Oggi un articolo sul sito della Gazzetta del Mezzogiorno ha generato in me una reazione strana; non ero sorpreso dal quello che raccontava, ma allo stesso tempo ero un po’ scioccato. 

Si tratta di una famiglia, genitori e due figli, un ragazzo adolescente e una bimba di nove anni. Da due anni solo la bimba usciva da casa, mal lavata e vestita, per andare alla scuola dell’obbligo e comprare il necessario per la casa.



Gli altri tre membri della famiglia stavano tutto il tempo, notte e giorno, davanti agli schermi dei loro computer, navigando sul web. Da tempo non mangiavano insieme, non si lavavano, a malapena si nutrivano. Le condizioni, sopratutto del figlio adolescente, erano spaventosamente ridotte a un stato pericoloso di malnutrizione, atrofia fisica e debolezza psichica. L’esistenza, per tutti e tre, era stata assorbita dall’interazione col mondo virtuale. L’intervento dai servizi sociali ha messo fine a questa tristissima situazione, un fallimento di vita che sarà recuperabile con estrema difficoltà.



Non mi ha sorpreso, dicevo, perché da tempo ho in mente come il mondo virtuale possa diventare un guscio, un ambiente più o meno totalizzante che mira alla sostituzione della realtà. Però questo fatto di cronaca di una comunità familiare dove i rapporti con la realtà, comprese le relazioni reciproche, sono interamente scomparsi, mi ha scioccato. L’episodio mi ha fatto ricordare una conversazione con una mamma, disperata perché non riusciva a staccare suo figlio dai videogiochi. Un giorno, dato che non sapeva più cosa fare o pensare per affrontare la situazione, chiese al figlio di farle vedere di cosa si trattava, per imparare anche lei a giocare. Il ragazzo la introdusse molto volentieri nel suo mondo.

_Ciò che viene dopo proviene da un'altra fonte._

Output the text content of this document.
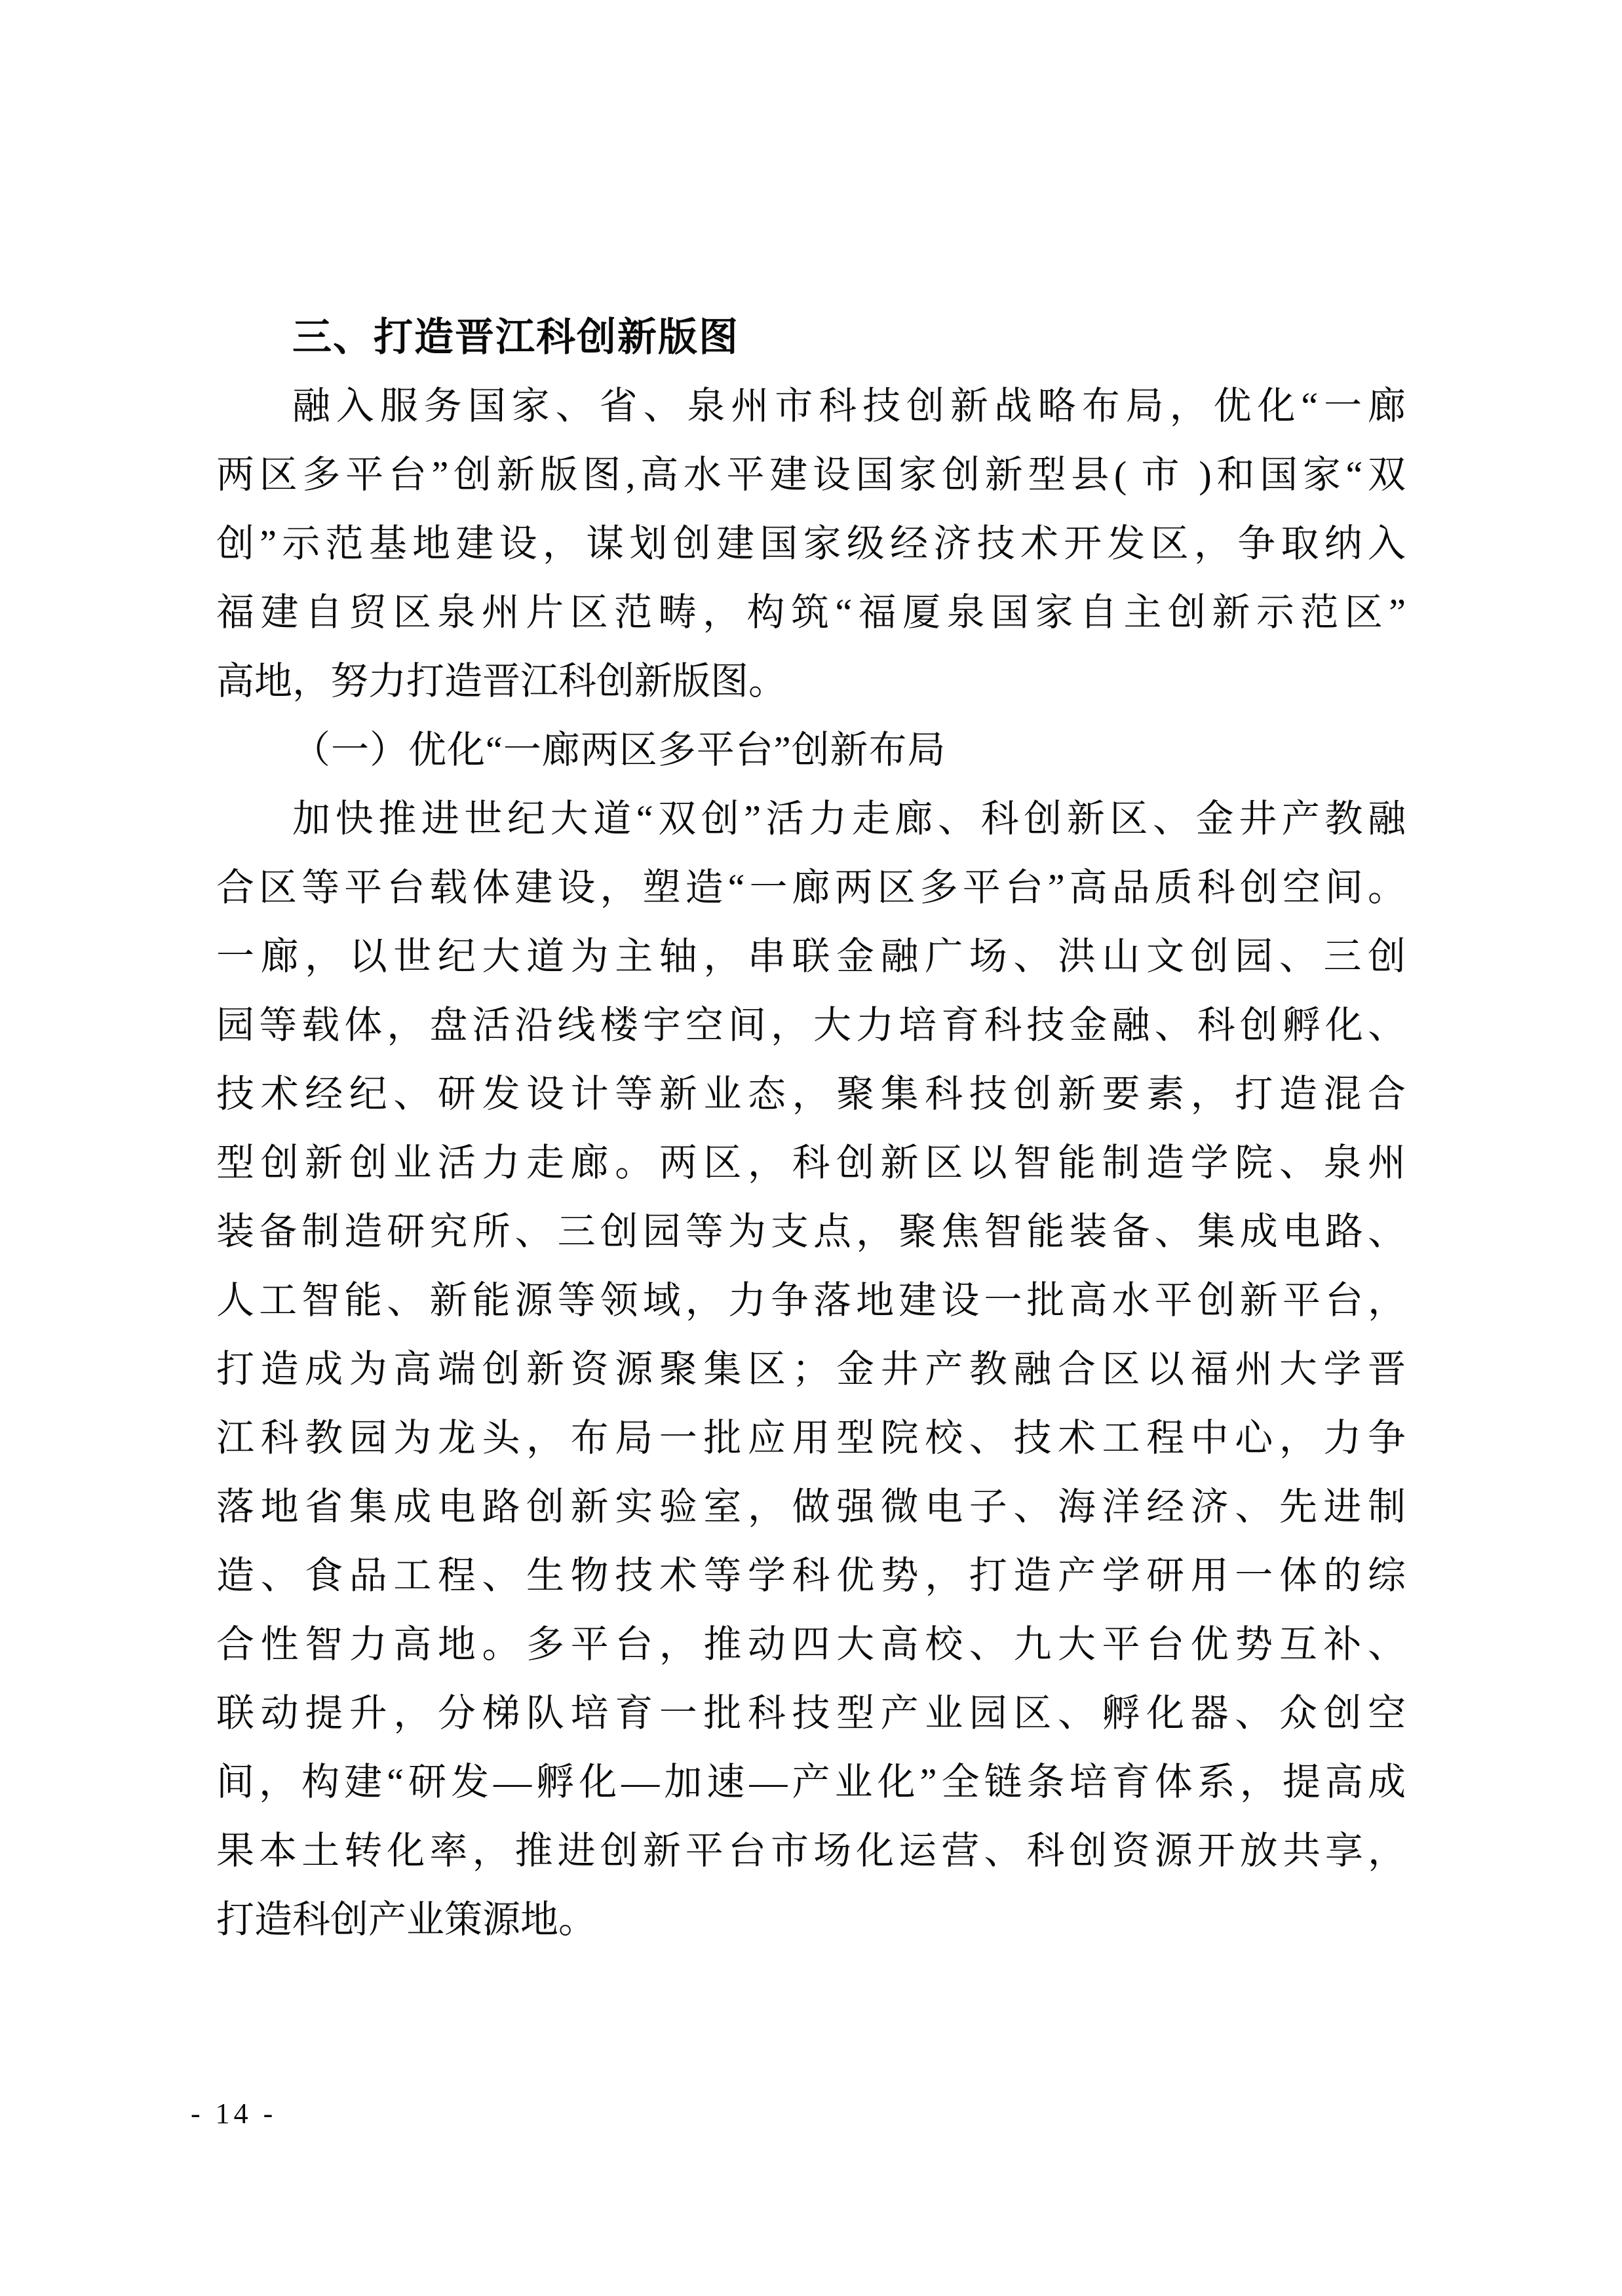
三、打造晋江科创新版图
融入服务国家、省、泉州市科技创新战略布局，优化“一廊
两区多平台”创新版图,高水平建设国家创新型县( 市 )和国家“双
创”示范基地建设，谋划创建国家级经济技术开发区，争取纳入
福建自贸区泉州片区范畴，构筑“福厦泉国家自主创新示范区”
高地，努力打造晋江科创新版图。
（一）优化“一廊两区多平台”创新布局
加快推进世纪大道“双创”活力走廊、科创新区、金井产教融
合区等平台载体建设，塑造“一廊两区多平台”高品质科创空间。
一廊，以世纪大道为主轴，串联金融广场、洪山文创园、三创
园等载体，盘活沿线楼宇空间，大力培育科技金融、科创孵化、
技术经纪、研发设计等新业态，聚集科技创新要素，打造混合
型创新创业活力走廊。两区，科创新区以智能制造学院、泉州
装备制造研究所、三创园等为支点，聚焦智能装备、集成电路、
人工智能、新能源等领域，力争落地建设一批高水平创新平台，
打造成为高端创新资源聚集区；金井产教融合区以福州大学晋
江科教园为龙头，布局一批应用型院校、技术工程中心，力争
落地省集成电路创新实验室，做强微电子、海洋经济、先进制
造、食品工程、生物技术等学科优势，打造产学研用一体的综
合性智力高地。多平台，推动四大高校、九大平台优势互补、
联动提升，分梯队培育一批科技型产业园区、孵化器、众创空
间，构建“研发—孵化—加速—产业化”全链条培育体系，提高成
果本土转化率，推进创新平台市场化运营、科创资源开放共享，
打造科创产业策源地。
- 14 -
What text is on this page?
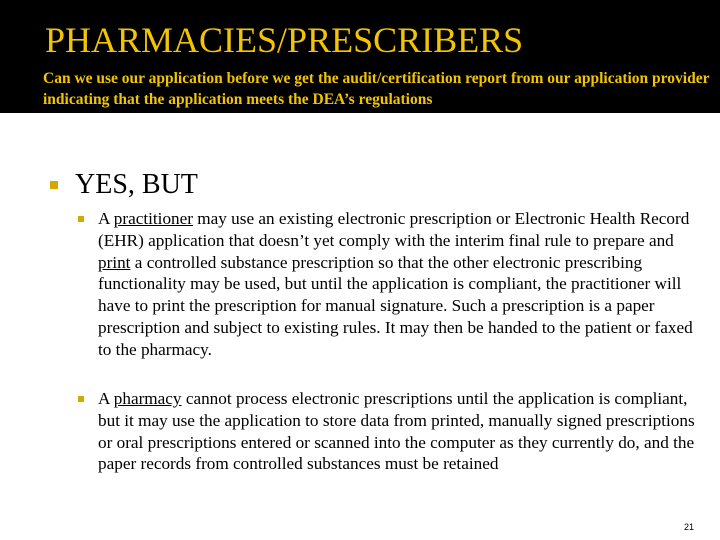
PHARMACIES/PRESCRIBERS
Can we use our application before we get the audit/certification report from our application provider indicating that the application meets the DEA’s regulations
YES, BUT
A practitioner may use an existing electronic prescription or Electronic Health Record (EHR) application that doesn’t yet comply with the interim final rule to prepare and print a controlled substance prescription so that the other electronic prescribing functionality may be used, but until the application is compliant, the practitioner will have to print the prescription for manual signature. Such a prescription is a paper prescription and subject to existing rules. It may then be handed to the patient or faxed to the pharmacy.
A pharmacy cannot process electronic prescriptions until the application is compliant, but it may use the application to store data from printed, manually signed prescriptions or oral prescriptions entered or scanned into the computer as they currently do, and the paper records from controlled substances must be retained
21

Quando però lei si alzò per andare a preparare la cena, lui le disse: “vedi, mamma, devi proprio imparare, perché una volta che cominci a starci dentro, non ti sentirai mai più sola”.



Questa frase, per la prima volta, le ha fatto capire quanto era profonda in suo figlio la paura della realtà, ma anche quant’era forte il suo attaccamento affettivo a quell’ambiente, tanto che ogni tentativo di proibirlo provocava violenza.   

Dunque, cosa ci sta succedendo? Una volta le tecnologie ci regalavano strumenti capaci di potenziare il nostro intervento nella realtà: andare in un luogo più velocemente, vedere cose più lontane e più piccole, guarire i malati con più efficacia. Adesso, nel mondo virtuale, gli strumenti formano un ambiente che, invece di aiutare il nostro intervento nella realtà, rimpiazzano il nostro rapporto con essa. Una volta chiesi a un gruppo di studenti della scuola media la definizione della parola “schermo”. Per loro era quell’oggetto che permette di vedere le cose in tv, nel computer, al cinema. Nessuno mi diede la definizione originaria di “schermo” come ciò che mi separa dalle cose, che mi protegge e nasconde da loro e loro da me. Ebbene, credo che anche nella tecnologia digitale la definizione originaria sia quella più vera. 

E tutto questo ben si comprende. Infatti che cos’è la realtà? Non è solo ciò che ci ha consentito di esistere, ma anche ciò che sicuramente ci ucciderà, e questo probabilmente solo dopo averci fatto passare sofferenze e agonie e averci tolto tutto ciò che in questo mondo abbiamo davvero amato. Ecco perché da tutto questo ci mettiamo al riparo molto volentieri. Peccato che, come ci dimostra un libro importante di Jean M. Twenge, iGen, più passiamo tempo nella realtà virtuale, più crescono l’ansia, i pensieri di suicidio, l’isolamento.

La soluzione? La nostra vera sfida non è come cambiare la realtà, ma come amarla così com’è, e questa sarà la via del cambiamento più bello e sicuro, perché è l’amore che scatena la vita dentro la realtà. Però amare la realtà risulterà sempre impossibile senza un’educazione che ci fa vedere la morte stessa non come la nemica da fuggire, ma una – come noi – umile serva della volontà salvifica di Dio, un passaggio che ci è dato per imparare ad avere più fiducia in Lui. 

La sfida, perciò, è pensare un’educazione che, in semplicità, con gesti concreti, con l’uso delle mani, ci faccia toccare il più possibile le cose reali: dalla natura alla sofferenza dei malati. Solo questa comunicazione di vita ci toglierà la paura. Il tempo delle grandi concezioni è passato. Adesso, urge la semplice riscoperta che la realtà è il luogo della vita, e anche dell’incontro con la vita eterna.